Could there be information that has been dropped in the municipal compiled file that would be helpful? 
* Check in the compilation code: There are two classes of municipalities in terms of reporting lease data. Some report two
    * Address where the vehicle is parked
    * Address of the owner (sometimes they are separate)
* For the places that only report the owner, so owned and leased vehicles are mixed together, you can replace the zip code so that if the Zip code is not from the town where the file came from, the zip code is matched on the town file name.
    * For most towns in new haven and hartford, there is only one zip code.
* Therefore the risk is that: If we are able to capture all the leases from the towns that only report one zip code.
* If you're in a town, with only one zip code, and we get a zip code from outside the town, we should assume that it is a lease.

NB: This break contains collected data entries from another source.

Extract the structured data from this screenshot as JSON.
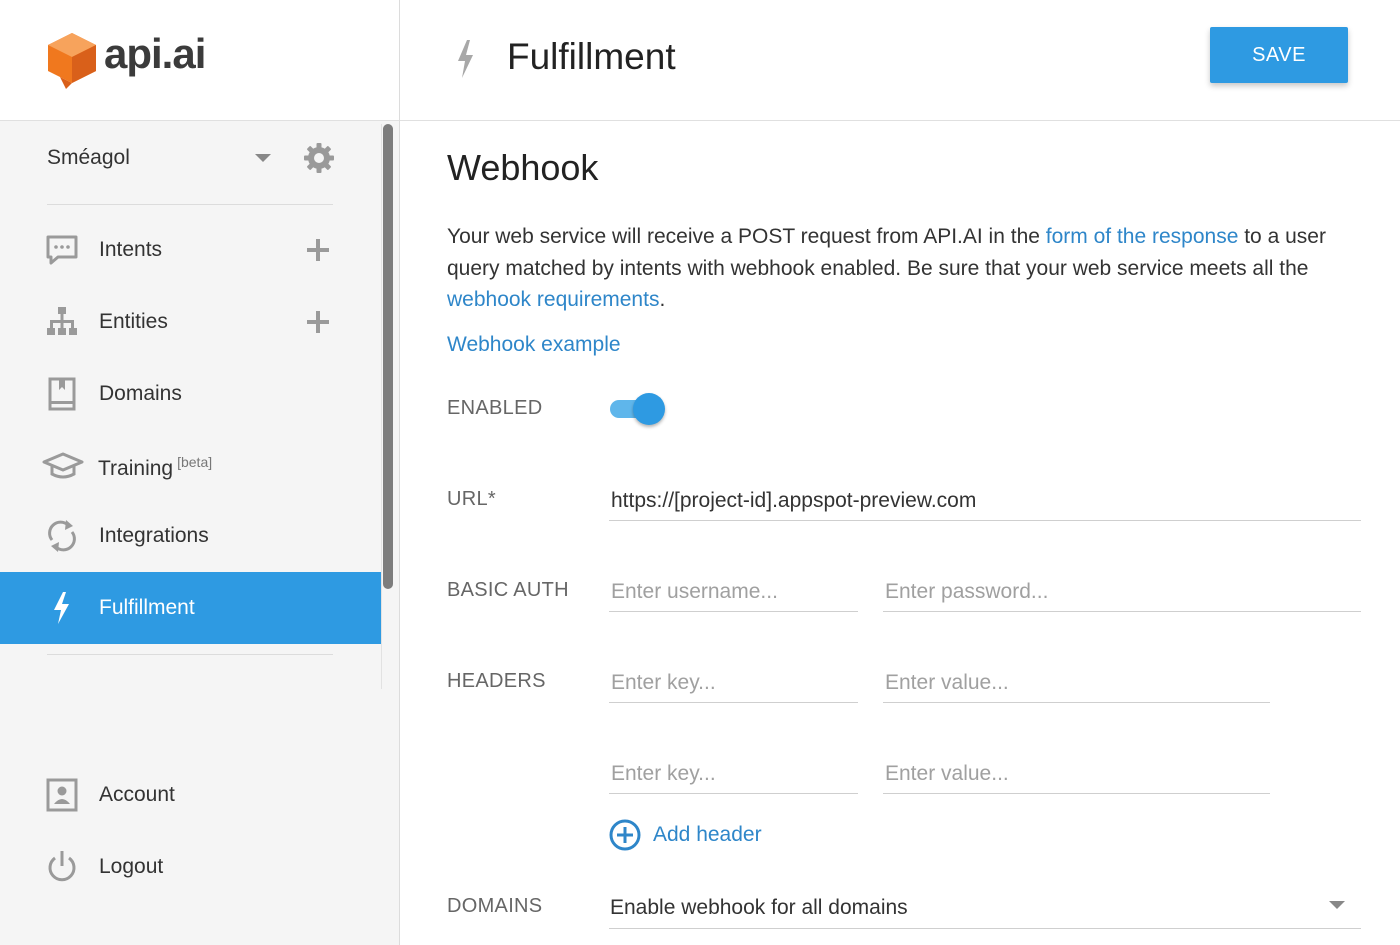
{
  "brand": {
    "name": "api.ai",
    "accent": "#2e9ae2",
    "logo_color": "#f0781e"
  },
  "sidebar": {
    "agent": {
      "name": "Sméagol",
      "dropdown_icon": "caret-down-icon",
      "settings_icon": "gear-icon"
    },
    "items": [
      {
        "label": "Intents",
        "icon": "chat-icon",
        "has_add": true
      },
      {
        "label": "Entities",
        "icon": "hierarchy-icon",
        "has_add": true
      },
      {
        "label": "Domains",
        "icon": "book-icon",
        "has_add": false
      },
      {
        "label": "Training",
        "badge": "[beta]",
        "icon": "graduation-cap-icon",
        "has_add": false
      },
      {
        "label": "Integrations",
        "icon": "sync-icon",
        "has_add": false
      },
      {
        "label": "Fulfillment",
        "icon": "lightning-icon",
        "has_add": false,
        "active": true
      }
    ],
    "footer_items": [
      {
        "label": "Account",
        "icon": "account-icon"
      },
      {
        "label": "Logout",
        "icon": "power-icon"
      }
    ]
  },
  "header": {
    "title": "Fulfillment",
    "icon": "lightning-icon",
    "save_label": "SAVE"
  },
  "main": {
    "section_title": "Webhook",
    "description": {
      "part1": "Your web service will receive a POST request from API.AI in the ",
      "link1": "form of the response",
      "part2": " to a user query matched by intents with webhook enabled. Be sure that your web service meets all the ",
      "link2": "webhook requirements",
      "part3": "."
    },
    "example_link": "Webhook example",
    "enabled": {
      "label": "ENABLED",
      "value": true
    },
    "url": {
      "label": "URL*",
      "value": "https://[project-id].appspot-preview.com"
    },
    "basic_auth": {
      "label": "BASIC AUTH",
      "username_placeholder": "Enter username...",
      "password_placeholder": "Enter password..."
    },
    "headers": {
      "label": "HEADERS",
      "rows": [
        {
          "key_placeholder": "Enter key...",
          "value_placeholder": "Enter value..."
        },
        {
          "key_placeholder": "Enter key...",
          "value_placeholder": "Enter value..."
        }
      ],
      "add_label": "Add header"
    },
    "domains": {
      "label": "DOMAINS",
      "value": "Enable webhook for all domains"
    }
  }
}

**Decision to drop leases**
* May want to drop them - as different economic choice
* But we might want to keep them - don't treat leases and owners differently. We might not want to treat the resale owners differently. A car provides a stream of benefits, and can pay for that stream of benefits in multiple ways. If you are owning it - you don't know how long that stream of benefts is. You can treat them as the same because when you resell the car you get a lump sum payment for the additional stream of benefits.
* Therefore at $t=0$ your expected value of the vehicle should be the same whether or not you lease it or buy it. You are only paying for the benefits while you have it, and the prices should be equal.

**Differences in aggregate**
* Fleets - could be the difference.
* Everything we have is in that folder.

**Ken will ask about the car matching problems**
* What they need on their project: trying to use the RLPolk data to get a more granular time for when cars were purchased. Because municipal data is spanning calendar years.
* Have some updates on matching that I want to talk about, but want to make sure we have time to talk about the empricial strategy - because need most guidance on this.